Talk to any male living in Uttar Pradesh (or even the entire North India), and they’ll tell you about how the problem with UP or Bihar has been their bad leadership in the past, and depending on their political affiliations, also tell you how the current leadership is either going to fix everything or destroy everything.
There is also discussion about how the government officials are lazy and corrupt, the judges are slow, and that the mentality of the population needs to change before anything changes.
Why are these discussions flawed?
This focus on individuals misses the whole point about how these states are structured to fail. No messiah is going to come and lift these states out of their current funk. Their sheer size of population brings out the worst in India’s government structure and doesn't let them thrive.
Mind boggling population numbers
To give you some perspective, let’s start with the populations and per capita GDP of these 2 states. According to Wikipedia, Uttar Pradesh’s current population is around 24 crore people, which is 240 million. Bihar’s is over 12 crore or 120 million according to some estimates, but it’s hard to get the exact numbers because the census hasn’t happened in 12 years.
A rough lookup on Wikipedia tells us that if these 2 states were independent countries, UP would be in the top 5 in terms of population and Bihar in top 15. On the other hand, Bihar would be in the bottom 15 in terms of GDP per capita, and UP in the bottom 25. In a nutshell, these two states are so large and so poor, that one could argue that if India is able to find a way to finally trigger growth in these 2 states, India could actually become the superpower it aspires to be.
The problem
I want to spend some time explaining how the government is structured differently in India than countries like the US, and how having larger states is an even bigger problem in India than it would be anywhere else.
The powers of government in India are more centralised than most developed nations.
In the US, towns can levy their own taxes, manage their own police, hire and fire employees to perform day to day management within the town. They can have their own civil servants performing their own job. As a matter of fact, if more than a certain number of people settle in an area, they can incorporate their own town.

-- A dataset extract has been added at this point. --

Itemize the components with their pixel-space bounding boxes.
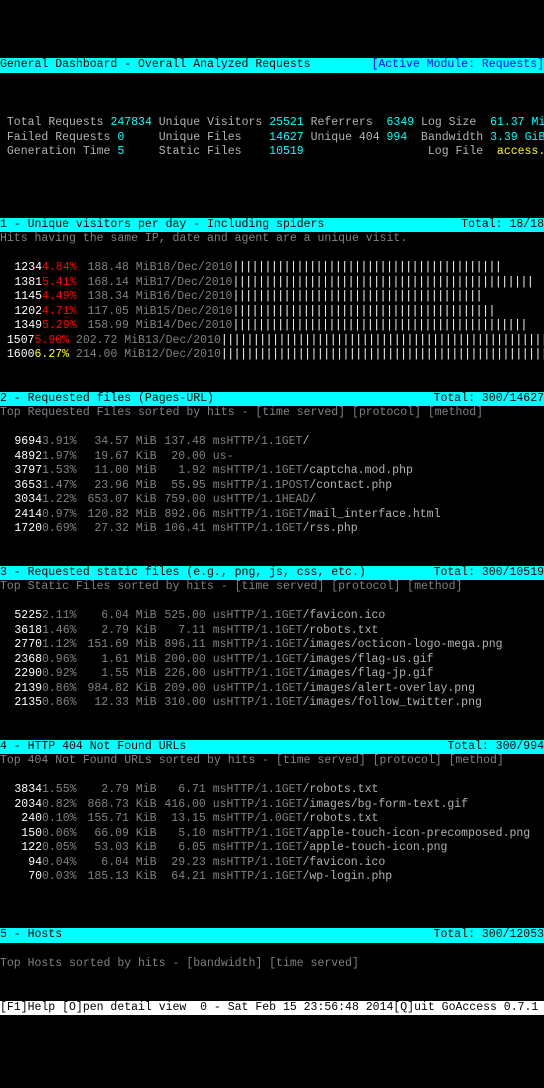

In India, most of these are either directly governed by the state, or the budget is provided by the state. Most taxes in India either go to the centre, or to the state government, and then these budgets are allocated to the local municipal corporations. Most of what state government should be doing is done by the central government, what city governments should be doing is done by the state government, and what individual localities should be doing is done by the city government.
This huge chain of command means that development of cities cannot realistically happen unless the centre or the state takes an interest in developing the infra within a city.
Usually, this leads to a situation where every state puts budget into developing their capital city, and then 1–2 other key cities. For example, in MP these cities are Bhopal and Indore, in Maharashtra Mumbai, Nagpur and to a smaller extent Pune, in Jharkhand Ranchi and Jamshedpur, and so on. Other cities get neglected, because the government chain of command can realistically focus on only a few cities at a time.
Now in states that are as large and UP and Bihar which are already lagging behind most of the country in development, this creates an inertia which is difficult to overcome.
This problem extends to the judiciary. Uttar Pradesh has more people in it except for the top 5 countries in the world in terms of population. But it has just 2 benches of high-court — Lucknow and Allahabad. So someone in Meerut wanting to appeal in the high court might have to take a journey of 8–10 hours just to reach the high court. Add to that the huge backlog of cases and the slow pace of our judiciary, and the judicial system takes decades to deliver judgement on cases.
The Solution
The solution is simple — split Uttar Pradesh and Bihar into smaller states. Uttar Pradesh had a proposal a couple of decades ago by Mayawati, probably driven by political considerations instead of concern for the state, which was in the right direction. It was to split UP into 4 states.
By having 4 states, we suddenly quadruple the number of capital cities and the number of chief ministers. Each CM can focus on their smaller state and develop a new capital, which will bring in development, investment, and industry.
Each state will be able to have its own High Court, thus easing the burden on the current high court and making judiciary more efficient. Each state would have its own DGP (Police), thus making law enforcement more focused.
Last but not the least, a smaller state encourages the politics of development and reform, as the people in that state are able to see what exactly is happening. In larger states on the other hand, everything is too abstract, and this encourages politics of identity. Thus the struggle a mixture of class, caste and religion.